Не помню, как мы добрались до подиума с круглым красным пятном света посередине. Она, как крейсер, шла впереди, я в фарватере. Нет, в фарватере тащился толстый Малютка с гитарой.
Присутствующие, казавшиеся мне одним мутным пятном, зааплодировали. Шелест голосов стих. Заплаканный лик Митрича временами выныривал из небытия.
— Что ты можешь? — шепнула мама Ира, когда мы стояли, плечом к плечу у мачты… против тысячи пиратов вдвоем. Под софитом.
— Ямщик, не гони лошадей, — брякнула я, все еще не веря, что это происходит наяву, а не во сне. — Но я не умею…

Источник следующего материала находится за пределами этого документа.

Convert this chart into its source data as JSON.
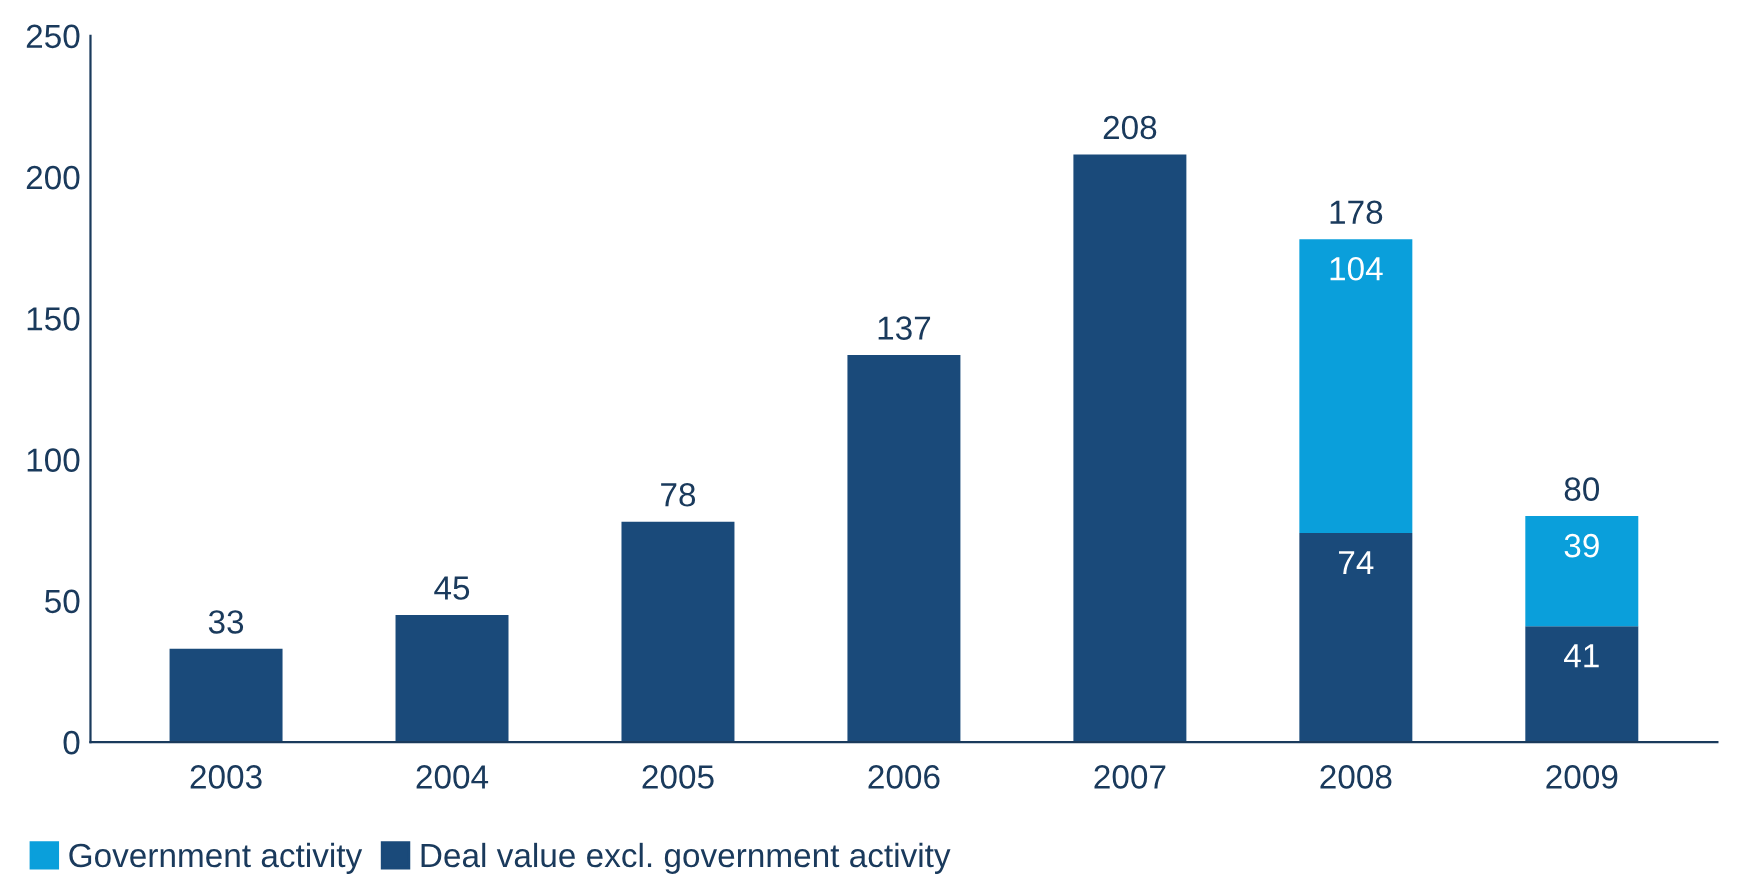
{
  "chart_data": {
    "type": "bar",
    "stacked": true,
    "categories": [
      "2003",
      "2004",
      "2005",
      "2006",
      "2007",
      "2008",
      "2009"
    ],
    "series": [
      {
        "name": "Deal value excl. government activity",
        "color": "#1a4a7a",
        "values": [
          33,
          45,
          78,
          137,
          208,
          74,
          41
        ],
        "value_labels": [
          null,
          null,
          null,
          null,
          null,
          "74",
          "41"
        ]
      },
      {
        "name": "Government activity",
        "color": "#0a9fdb",
        "values": [
          null,
          null,
          null,
          null,
          null,
          104,
          39
        ],
        "value_labels": [
          null,
          null,
          null,
          null,
          null,
          "104",
          "39"
        ]
      }
    ],
    "totals": [
      "33",
      "45",
      "78",
      "137",
      "208",
      "178",
      "80"
    ],
    "ylim": [
      0,
      250
    ],
    "yticks": [
      0,
      50,
      100,
      150,
      200,
      250
    ],
    "grid": false,
    "legend": "bottom left"
  }
}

— Я тоже! — прошептала она и засмеялась весело. Гитара надрывно взорвалась. Она тронула меня плечом. Повела низким голосом:
Как грустно, туманно кругом,
Тосклив, безотраден мой путь,
А прошлое кажется сном,
Томит наболевшую грудь!
Малютка уселся на краю сцены. Сверху мне видна была его неожиданно плоская голова, круглая тонзура плеши, оттопыренные уши. Он поминутно поднимал к нам лицо, и глаза у него были несчастные — так его проняло. Мне стало смешно, но желание смеяться прошло так же быстро, как и накатило.
(Надрыв, стон, мороз по коже.)
Мне некуда больше спешить…
В сильном низком голосе мамы Иры звучала такая тоска, что нежный Митрич снова зарыдал. Мужчины, втянутые в орбиту моей матери, глупели на глазах. Она как… Цирцея! — вдруг пришло в мою нетрезвую голову. Цирцея, превращавшая мужчин в свиней.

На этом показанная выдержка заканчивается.